When Robles returned to the judiciary in the 2000s, she became a leading figure in the judiciary, calling to remove judge Baltasar Garzón over his investigations of crimes committed under the fascist Francoite dictatorship (1939-1978). Garzón was finally removed from the judiciary for violating the 1977 Amnesty Law the Francoites agreed with the Stalinist Communist Party of Spain.
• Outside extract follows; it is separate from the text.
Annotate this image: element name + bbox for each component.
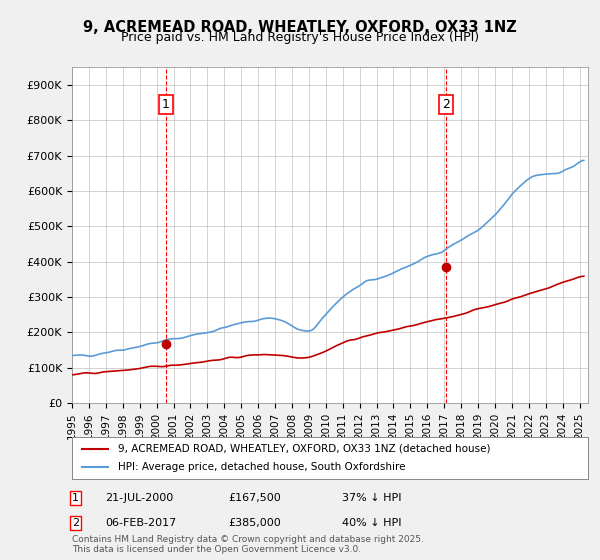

Lastly, Robles was named Defence Minister in June 2018 in a new PSOE government. She has showered the military with billions of euros, including for S-80 submarines, Chinook helicopters, Eurofighters, F-110 frigates and armoured 8x8 Piraña combat vehicles.

The latest letter vindicates warnings that made by the WSWS. Trump’s plotting, culminating in the fascist coup to overrun the Capitol in Washington, is only the sharpest expression of a broad disintegration of democratic forms of rule, amid the pandemic and unsustainable levels of social inequality.

As the WSWS has warned, even though Trump’s coup has fallen short of its goal, such coups will happen again. The danger has not passed in the US or in Europe. Just as US workers and youth cannot place any confidence in the incoming Biden administration to hold the conspirators to account or defend democracy, in Spain, they cannot trust the “left populist” Podemos party to stop the far-right conspiracies of the fascist officers, Vox, and others.

Podemos, which counts among its members a significant number of army officers, is in fact acting as the main tool of the conspirators. At the height of the political crisis provoked by the letters and fascistic chat messages, the state sent Iglesias out to downplay the scandal in prime-time TV interviews where he brazenly claimed that nothing important had been revealed. He said, “What these gentlemen say, at their age and already retired, in a chat with a few too many drinks, does not pose any threat.”

Podemos works to dampen mounting outrage among workers and youth at the coup plotters, the army and to the King, thus letting the conspirators continue their plotting.

The cowardly response of the Democratic Party to Trump’s coup attempt will, moreover, only bolster the Spanish fascist officers in their view that they might be able to carry out a far-right putsch.